Fifth, promote financial development, especially for green credit. This study confirms the moderating role of financial development in the carbon emission reduction path of low-carbon innovation. China's current financial market is still dominated by the credit market, and to enhance the emission reduction effect of low-carbon innovation, we can consider vigorously promoting green credit, increasing the amount of green credit to the total loans in the banking sector, and encouraging enterprises to carry out low-carbon innovation.

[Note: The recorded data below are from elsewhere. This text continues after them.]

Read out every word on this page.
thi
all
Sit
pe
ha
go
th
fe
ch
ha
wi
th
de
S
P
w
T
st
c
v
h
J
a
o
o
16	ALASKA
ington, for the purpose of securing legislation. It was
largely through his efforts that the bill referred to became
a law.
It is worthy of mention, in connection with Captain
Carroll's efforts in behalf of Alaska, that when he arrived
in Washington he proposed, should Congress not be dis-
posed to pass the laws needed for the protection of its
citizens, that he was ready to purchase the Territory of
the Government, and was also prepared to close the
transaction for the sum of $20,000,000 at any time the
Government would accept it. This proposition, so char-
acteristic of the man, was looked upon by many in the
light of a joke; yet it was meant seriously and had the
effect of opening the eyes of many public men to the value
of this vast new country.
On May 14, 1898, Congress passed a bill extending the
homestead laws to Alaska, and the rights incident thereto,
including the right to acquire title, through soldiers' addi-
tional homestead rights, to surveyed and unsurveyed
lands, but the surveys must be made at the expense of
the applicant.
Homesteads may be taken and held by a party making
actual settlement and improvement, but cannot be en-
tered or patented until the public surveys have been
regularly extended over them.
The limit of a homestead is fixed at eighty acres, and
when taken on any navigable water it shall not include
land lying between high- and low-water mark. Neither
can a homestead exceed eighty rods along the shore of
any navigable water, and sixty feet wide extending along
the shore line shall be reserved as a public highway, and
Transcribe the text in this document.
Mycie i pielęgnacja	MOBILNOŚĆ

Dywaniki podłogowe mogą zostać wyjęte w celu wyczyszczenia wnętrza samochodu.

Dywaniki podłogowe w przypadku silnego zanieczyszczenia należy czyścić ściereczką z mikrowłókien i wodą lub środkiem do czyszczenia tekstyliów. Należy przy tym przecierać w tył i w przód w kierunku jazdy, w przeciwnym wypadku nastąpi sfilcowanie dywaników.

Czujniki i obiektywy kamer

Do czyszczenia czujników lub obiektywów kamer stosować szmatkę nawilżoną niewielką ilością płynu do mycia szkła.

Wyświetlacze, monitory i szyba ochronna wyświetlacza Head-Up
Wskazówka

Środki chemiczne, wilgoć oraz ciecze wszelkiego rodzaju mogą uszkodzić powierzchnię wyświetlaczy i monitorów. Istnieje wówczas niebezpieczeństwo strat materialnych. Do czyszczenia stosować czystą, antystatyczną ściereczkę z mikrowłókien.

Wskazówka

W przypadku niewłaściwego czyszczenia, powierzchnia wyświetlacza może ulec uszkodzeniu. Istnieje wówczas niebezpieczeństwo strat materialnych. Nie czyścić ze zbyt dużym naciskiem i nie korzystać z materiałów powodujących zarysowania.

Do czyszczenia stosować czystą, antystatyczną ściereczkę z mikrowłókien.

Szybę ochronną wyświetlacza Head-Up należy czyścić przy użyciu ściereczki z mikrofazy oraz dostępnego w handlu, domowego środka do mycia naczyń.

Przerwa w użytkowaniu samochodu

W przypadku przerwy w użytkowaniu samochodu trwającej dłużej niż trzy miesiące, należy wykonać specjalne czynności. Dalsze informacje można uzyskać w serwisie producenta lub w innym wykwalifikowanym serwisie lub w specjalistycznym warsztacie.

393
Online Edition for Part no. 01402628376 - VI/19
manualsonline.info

Last, the government should make integrated growth performance a development goal and develop a green economy based on controlling carbon emissions. According to the empirical results, Chinese provinces have not yet reached the inflection point of the inverted U-shaped environmental Kuznets curve, but carbon emission reduction pressure is imminent. Specific paths concentrating on low-carbon development may include. (1) Adjusting the industrial structure and guiding industrial upgrading, which requires, on the one hand, reducing the share of the secondary industry in output, especially the high-energy-consuming industries, and on the other hand, developing more high-end manufacturing industries with low energy consumption and high added value. (2) Guiding domestic and foreign capital to invest in the aforementioned industries, especially the latter. This paper finds a negative externality of FDI on carbon emissions, which stems from massive FDI in energy-intensive industries (Bakhsh et al. 2021). (3) Improving energy efficiency and encouraging comprehensive conservation of energy on the production, transportation, and consumption sides to reduce per capita energy consumption. (4) Encouraging the use of renewable energy, such as solar and wind energy, and gradually reducing the proportion of coal in energy consumption until gradually withdrawing from coal consumption.